Although the paper's results are primarily focused on the domain of super-resolution and image denoising, one can use xUnits to replace the conventional standard ReLU activation units in their deep neural network architectures and observe a steady performance improvement – however, at the cost of increased computational requirements.
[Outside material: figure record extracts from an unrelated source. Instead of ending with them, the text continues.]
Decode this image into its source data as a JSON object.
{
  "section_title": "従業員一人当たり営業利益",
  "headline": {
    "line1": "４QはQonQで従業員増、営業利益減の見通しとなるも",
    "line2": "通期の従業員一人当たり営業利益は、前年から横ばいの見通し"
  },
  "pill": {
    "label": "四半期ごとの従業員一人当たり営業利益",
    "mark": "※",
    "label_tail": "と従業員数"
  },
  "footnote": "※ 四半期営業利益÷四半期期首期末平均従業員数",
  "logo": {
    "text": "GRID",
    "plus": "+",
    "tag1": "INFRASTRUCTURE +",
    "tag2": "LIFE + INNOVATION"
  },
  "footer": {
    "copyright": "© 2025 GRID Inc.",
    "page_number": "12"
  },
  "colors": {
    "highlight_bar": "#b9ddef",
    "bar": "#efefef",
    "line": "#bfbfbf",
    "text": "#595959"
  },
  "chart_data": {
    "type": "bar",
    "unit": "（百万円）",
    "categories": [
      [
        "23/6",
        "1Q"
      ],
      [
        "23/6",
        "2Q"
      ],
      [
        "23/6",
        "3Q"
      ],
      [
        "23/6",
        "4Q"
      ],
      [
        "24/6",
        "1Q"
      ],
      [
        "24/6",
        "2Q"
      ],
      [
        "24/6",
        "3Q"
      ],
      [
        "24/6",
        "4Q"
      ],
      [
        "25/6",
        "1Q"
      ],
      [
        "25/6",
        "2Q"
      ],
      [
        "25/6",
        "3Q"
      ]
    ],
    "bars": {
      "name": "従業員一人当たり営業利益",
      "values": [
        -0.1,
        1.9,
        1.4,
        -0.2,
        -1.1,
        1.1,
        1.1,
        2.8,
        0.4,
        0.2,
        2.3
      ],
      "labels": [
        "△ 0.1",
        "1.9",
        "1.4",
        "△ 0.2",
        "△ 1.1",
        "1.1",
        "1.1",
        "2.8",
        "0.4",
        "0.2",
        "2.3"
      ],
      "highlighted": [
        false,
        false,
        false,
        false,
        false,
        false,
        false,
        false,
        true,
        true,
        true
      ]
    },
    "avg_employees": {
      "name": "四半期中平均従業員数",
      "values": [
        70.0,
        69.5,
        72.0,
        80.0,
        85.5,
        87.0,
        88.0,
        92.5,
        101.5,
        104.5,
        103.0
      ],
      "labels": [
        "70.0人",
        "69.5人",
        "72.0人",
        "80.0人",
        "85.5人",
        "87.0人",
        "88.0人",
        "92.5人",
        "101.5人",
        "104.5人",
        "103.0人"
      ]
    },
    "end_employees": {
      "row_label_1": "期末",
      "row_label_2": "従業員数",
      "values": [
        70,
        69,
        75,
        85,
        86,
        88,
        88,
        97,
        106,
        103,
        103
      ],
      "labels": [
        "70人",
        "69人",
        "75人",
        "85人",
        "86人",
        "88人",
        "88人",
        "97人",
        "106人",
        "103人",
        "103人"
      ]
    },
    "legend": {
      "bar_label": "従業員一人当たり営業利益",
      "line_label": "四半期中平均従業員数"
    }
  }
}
The results shown below highlight the efficiency and capabilities of xUnits as showcased in the paper.

## Conclusion

xUnits are a solid substitute for conventional activation functions for image reconstruction tasks, however they lack a clear identity and sort of feel like an impostor in the pool of natural activation functions, since they're not a native non-linear function but rather a sequential stack of different layers and components commonly used in deep neural networks. xUnits also add a significantly higher amount of compute, but the verdict on whether that extra computational overhead is justified with the performance boost that xUnit can obtain lies with the users.